Broadway and 94th Street, New York. There is still a lot of snow about, and nasty pools of frozen water at the crosswalks to jump over, but the weather has warmed up a lot and our neighbors are out and about again.
There Are Cars in There Somewhere
At 26.8 inches (680 mm), the second largest snowfall in NY history. The record was just one tenth of an inch (2.5 mm) more.
From the Archives. Exactly 50 Years Ago
The Beatles Christmas concert 1965. I took this photo at the Odeon Hammersmith, london, when the Beatles had just released their Rubber Soul album. Classic Beatles, shiny suits and everything. The atmosphere at these concerts was electric, although it was often dificult to hear anything over the screaming. George was around somewhere but not in this number.
Sweating it Out
Another image in the Subway nearly fifty years ago. In those days, no air conditioning, just a series of large ceiling fans which blew hot fetid tunnel air onto your head. In 1968 the service was horribly unreliable, with faulty doors creating pileups in the tunnels while the train ahead was put out of service or the door locked out. You could spend ages stuck in crowded cars, with no announcements as to what was going on. What fun.
Suits and Ties?
Another black and white subway shot, but look carefully – suits, ties, haircuts, giant newspapers you had to fold to read, no iPhones, and those terrible old hand grabs that split your skull if you accidentally stood up directly under them. Nearly fifty years ago, in the days when the 1–2–3 trains were known as the Broadway IRT – people just don’t look like that anymore. Scanned from an old Nikon negative taken sometime in 1968.
Back on the Bus
This small boy, on the Uptown M7 bus today, had nothing to do with the two older ladies with walkers, but being New Yorkers, both of them immediately adopted him and spent the rest of of the journey explaining the finer points of walker operation and engineering. He appeared to love every minute of it.
On the Bus
It’s amazing how young you can be and yet have learned already how to be a true New Yorker.

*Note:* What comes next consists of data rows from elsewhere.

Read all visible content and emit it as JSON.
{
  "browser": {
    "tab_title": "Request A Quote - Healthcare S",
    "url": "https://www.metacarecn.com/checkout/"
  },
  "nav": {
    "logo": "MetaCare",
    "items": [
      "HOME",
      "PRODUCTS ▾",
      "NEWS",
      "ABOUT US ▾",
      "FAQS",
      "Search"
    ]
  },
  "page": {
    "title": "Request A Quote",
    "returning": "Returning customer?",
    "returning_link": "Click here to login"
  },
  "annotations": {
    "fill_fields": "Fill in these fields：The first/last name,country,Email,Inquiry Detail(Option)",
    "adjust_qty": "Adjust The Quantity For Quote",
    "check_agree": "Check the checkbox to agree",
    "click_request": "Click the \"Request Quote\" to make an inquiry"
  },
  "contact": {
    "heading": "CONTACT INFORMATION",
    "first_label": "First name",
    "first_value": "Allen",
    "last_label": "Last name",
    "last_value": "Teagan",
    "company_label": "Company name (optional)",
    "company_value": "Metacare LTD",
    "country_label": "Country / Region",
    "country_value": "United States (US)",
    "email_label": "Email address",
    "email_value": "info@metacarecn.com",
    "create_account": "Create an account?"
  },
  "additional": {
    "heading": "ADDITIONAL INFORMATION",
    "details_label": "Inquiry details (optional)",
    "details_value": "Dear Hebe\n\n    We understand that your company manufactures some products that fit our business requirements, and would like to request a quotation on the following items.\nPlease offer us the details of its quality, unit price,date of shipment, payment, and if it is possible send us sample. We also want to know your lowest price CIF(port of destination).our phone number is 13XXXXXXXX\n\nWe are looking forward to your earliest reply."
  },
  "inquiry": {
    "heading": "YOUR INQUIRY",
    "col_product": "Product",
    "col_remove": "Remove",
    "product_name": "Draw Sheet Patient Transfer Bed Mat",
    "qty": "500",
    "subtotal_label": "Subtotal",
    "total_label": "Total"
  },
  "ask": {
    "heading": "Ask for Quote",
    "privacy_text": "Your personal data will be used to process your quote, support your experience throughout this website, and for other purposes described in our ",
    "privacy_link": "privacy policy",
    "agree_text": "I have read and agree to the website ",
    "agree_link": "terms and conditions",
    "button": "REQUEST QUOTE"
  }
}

Another of Bloomberg’s Best
Christian de Portzamparc’s One57 Tower on West 57th Street actually makes this cluster, viewed from near the Central Park Skating Rink, look even better. Best of all, Essex House, with its wonderful and wildly illegal sign by current standards, still reminds us of the view as it was for many years. There is some wonderful stuff here that has accumulated over the years, and still a whole lot more of these residential needles to go up, thanks to our previous Mayor, so keep watching.
Myers of Keswick
For any Brit living in New York, Myers of Keswick, on Hudson Street in the Village, is an essential destination for all that good stuff you grew up with. Pork Pies, Steak and Kidney Dittos, Cornish Pasties, Bangers, Chippolatas, Scotch Eggs, even British Bacon and Black Pudding. Pete Myers, who came to New York in 1971, prepares the best home-cooked quality British food daily, which rivals the best you can find anywhere in Britain. His store is exactly what everyone knew in every British High Street before the Gaps, Victoria’s Secrets, and drugstores drove them out. Give yourselves a treat, and don’t forget to pick up a couple of tubes of Smarties.